In 2015, the medical examiners from several Arizona counties noticed cases of heroin overdoses happening within a short time frame. Five of the nine overdose deaths in Yavapai County occurred from mid-April to mid-March, indicating a bad batch was in circulation.

Most often this is due to the addition of the synthetic opioid, fentanyl, or any of the newly created analogs of which there are at least 15 varieties – all unstable and more potent than the original drug. Fentanyl, which is highly addictive, is becoming more popular, Fischione said. It is found in pain-reduction patches that addicts often use, then chew on the adhesive material or boil it down to inject.

Heroin fatalities are increasing – from two documented cases in 2012, to five in 2013, six in 2014, and nine in 2015. Heroin was involved in other cases in which “mixed drug intoxication” is indicated. Of the 13 mixed drug deaths, the other drugs included ethanol (alcohol), methamphetamine, oxycodone, morphine and benzodiazepine.

Other suicides

Intentional drug overdoses aren’t the only types of suicide on the rise. Deaths by asphyxiation, hanging, have doubled from seven cases in 2014 to 14 in 2015. Carbon monoxide poisonings average about three per year. Gunshot wound suicides made up about 53 percent in 2012, decreased slightly and again were 53 percent in 2015.

Fischione said sometimes he hears family members say, “I should have taken those guns away,” when a relative had shown signs of depression and had talked of suicide. He wonders, “Well, why didn’t you?”

Yavapai County has more prescription drug abuse, he said, partly because of its older population and need for pain medication. Combined with issues relating to diseases of the heart, lungs or decreased oxygen to the brain, “It’s a recipe for disaster,” Fischione said.

Nevertheless, he points to methamphetamine as being “king” in this county. He also sees an increased illegal use of Ketamine, a tranquilizer used by veterinarians of big animals.

Audience response

Often, people don’t know what to do or how to talk about suicide.
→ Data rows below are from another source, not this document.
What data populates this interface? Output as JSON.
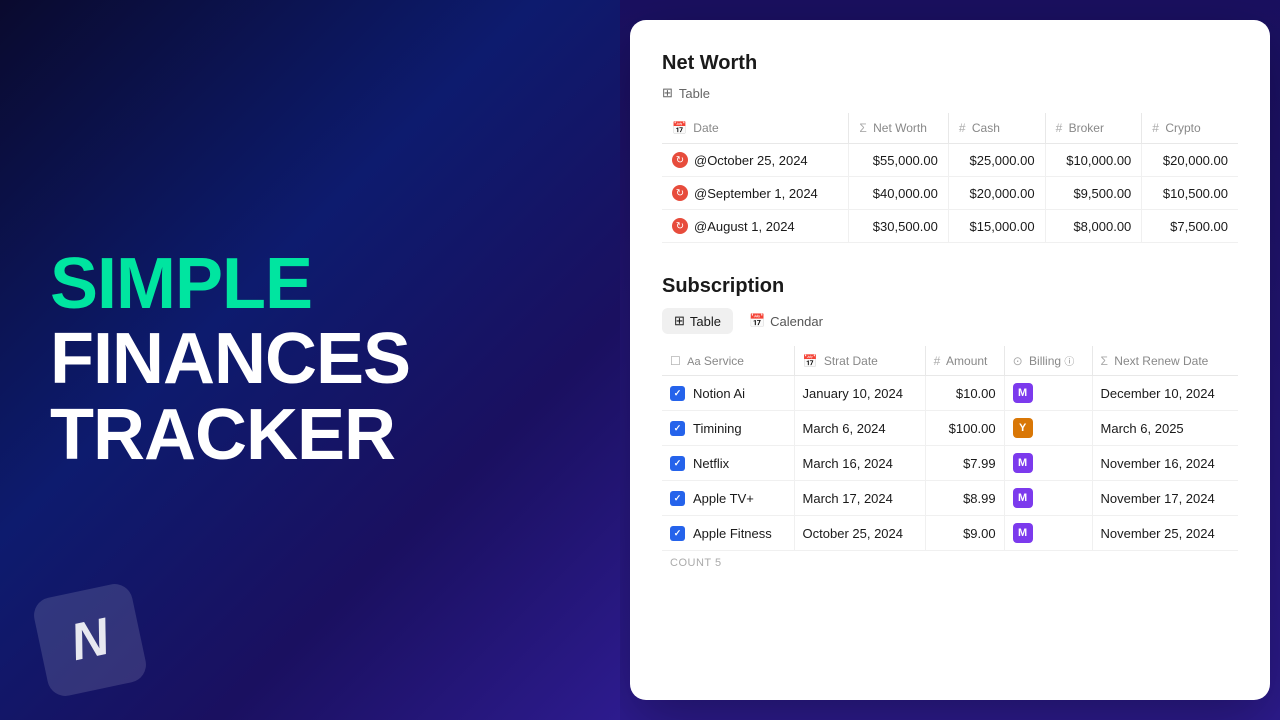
{
  "left": {
    "title_line1": "SIMPLE",
    "title_line2": "FINANCES",
    "title_line3": "TRACKER"
  },
  "netWorth": {
    "sectionTitle": "Net Worth",
    "tableLabel": "Table",
    "columns": [
      {
        "icon": "📅",
        "label": "Date"
      },
      {
        "icon": "Σ",
        "label": "Net Worth"
      },
      {
        "icon": "#",
        "label": "Cash"
      },
      {
        "icon": "#",
        "label": "Broker"
      },
      {
        "icon": "#",
        "label": "Crypto"
      }
    ],
    "rows": [
      {
        "date": "@October 25, 2024",
        "netWorth": "$55,000.00",
        "cash": "$25,000.00",
        "broker": "$10,000.00",
        "crypto": "$20,000.00"
      },
      {
        "date": "@September 1, 2024",
        "netWorth": "$40,000.00",
        "cash": "$20,000.00",
        "broker": "$9,500.00",
        "crypto": "$10,500.00"
      },
      {
        "date": "@August 1, 2024",
        "netWorth": "$30,500.00",
        "cash": "$15,000.00",
        "broker": "$8,000.00",
        "crypto": "$7,500.00"
      }
    ]
  },
  "subscription": {
    "sectionTitle": "Subscription",
    "tabs": [
      {
        "label": "Table",
        "active": true
      },
      {
        "label": "Calendar",
        "active": false
      }
    ],
    "columns": [
      {
        "icon": "☐",
        "label": "Service"
      },
      {
        "icon": "📅",
        "label": "Strat Date"
      },
      {
        "icon": "#",
        "label": "Amount"
      },
      {
        "icon": "⊙",
        "label": "Billing"
      },
      {
        "icon": "Σ",
        "label": "Next Renew Date"
      }
    ],
    "rows": [
      {
        "service": "Notion Ai",
        "startDate": "January 10, 2024",
        "amount": "$10.00",
        "billing": "M",
        "billingClass": "billing-m",
        "renewDate": "December 10, 2024"
      },
      {
        "service": "Timining",
        "startDate": "March 6, 2024",
        "amount": "$100.00",
        "billing": "Y",
        "billingClass": "billing-y",
        "renewDate": "March 6, 2025"
      },
      {
        "service": "Netflix",
        "startDate": "March 16, 2024",
        "amount": "$7.99",
        "billing": "M",
        "billingClass": "billing-m",
        "renewDate": "November 16, 2024"
      },
      {
        "service": "Apple TV+",
        "startDate": "March 17, 2024",
        "amount": "$8.99",
        "billing": "M",
        "billingClass": "billing-m",
        "renewDate": "November 17, 2024"
      },
      {
        "service": "Apple Fitness",
        "startDate": "October 25, 2024",
        "amount": "$9.00",
        "billing": "M",
        "billingClass": "billing-m",
        "renewDate": "November 25, 2024"
      }
    ],
    "countLabel": "COUNT",
    "countValue": "5"
  }
}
Peer support is extremely valuable for young people to hear from others who had been suicidal and can say, “Look where I am now,” said one counselor in the audience.

Kristy Snyder said she would like to see suicide prevention programs start in the high school, and wants health care counselors at every school, not just guidance counselors.
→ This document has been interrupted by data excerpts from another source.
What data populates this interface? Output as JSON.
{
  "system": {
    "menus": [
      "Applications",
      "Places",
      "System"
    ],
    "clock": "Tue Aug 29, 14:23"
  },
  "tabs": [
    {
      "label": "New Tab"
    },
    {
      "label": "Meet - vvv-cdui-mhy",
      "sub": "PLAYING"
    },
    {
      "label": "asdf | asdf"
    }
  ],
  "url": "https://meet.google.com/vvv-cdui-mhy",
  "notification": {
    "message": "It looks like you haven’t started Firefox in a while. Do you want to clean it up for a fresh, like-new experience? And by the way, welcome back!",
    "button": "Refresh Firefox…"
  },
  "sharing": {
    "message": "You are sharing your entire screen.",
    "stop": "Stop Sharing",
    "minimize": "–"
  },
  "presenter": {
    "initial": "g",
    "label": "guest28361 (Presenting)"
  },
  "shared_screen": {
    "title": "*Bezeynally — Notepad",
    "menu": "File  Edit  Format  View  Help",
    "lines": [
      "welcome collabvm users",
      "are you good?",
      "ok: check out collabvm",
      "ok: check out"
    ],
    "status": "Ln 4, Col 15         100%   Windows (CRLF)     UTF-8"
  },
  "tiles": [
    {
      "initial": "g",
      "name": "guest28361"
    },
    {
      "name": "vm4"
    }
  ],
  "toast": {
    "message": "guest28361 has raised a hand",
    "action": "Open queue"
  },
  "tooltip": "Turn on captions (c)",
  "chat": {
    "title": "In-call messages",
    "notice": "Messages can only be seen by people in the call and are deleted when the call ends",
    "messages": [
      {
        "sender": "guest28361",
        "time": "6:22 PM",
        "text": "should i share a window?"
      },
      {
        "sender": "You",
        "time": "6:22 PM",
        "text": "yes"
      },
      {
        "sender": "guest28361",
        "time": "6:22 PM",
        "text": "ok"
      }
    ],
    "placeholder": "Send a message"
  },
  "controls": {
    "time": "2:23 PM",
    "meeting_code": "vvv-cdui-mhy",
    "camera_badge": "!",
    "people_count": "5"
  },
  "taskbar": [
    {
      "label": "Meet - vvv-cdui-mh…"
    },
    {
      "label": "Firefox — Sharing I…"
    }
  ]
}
Treating what is causing addictive behavior is more important than focusing solely on the addiction itself, said Elizabeth Whittaker, care coordinator with NAZCARE (Northern Arizona Consumers Advancing Recovery by Empowerment).
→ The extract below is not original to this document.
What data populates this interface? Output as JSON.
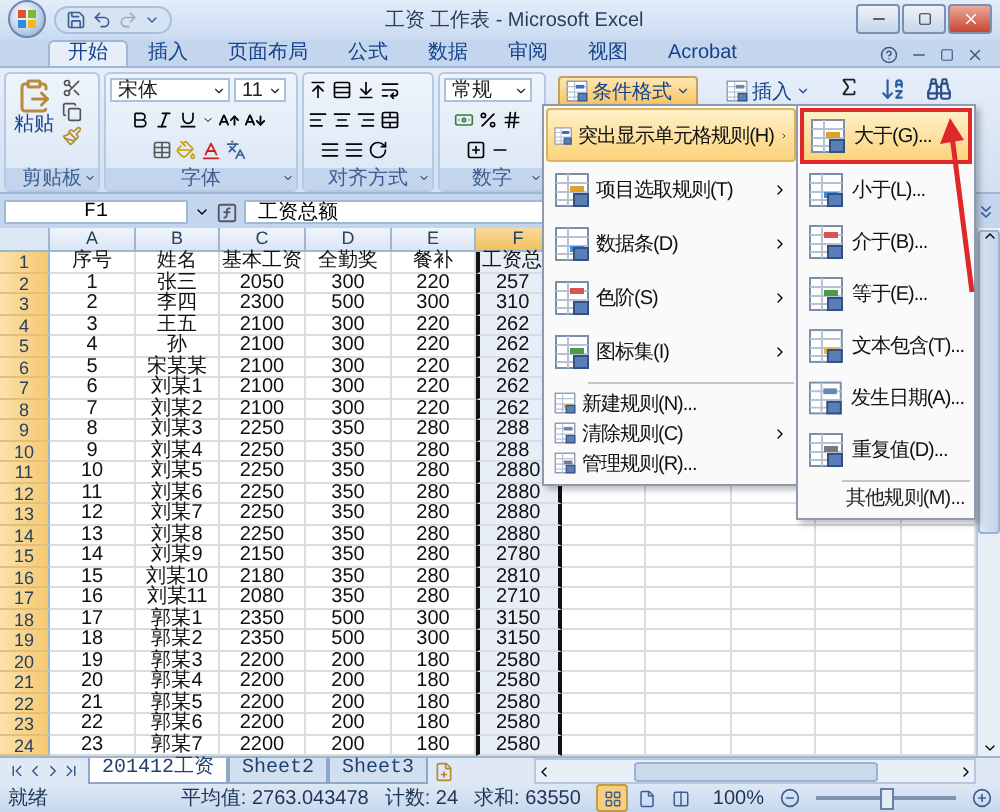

New this year is state law that requires if a potential gun buyer has a documented history of being a danger to self or others, a background check brings up a mental health indicator that this person is prohibited from owning a gun, a sheriff’s officer stated.

Better crisis intervention training also is occurring for Yavapai County law enforcement agencies to learn how to deal with people experiencing mental health crises, including suicide ideation.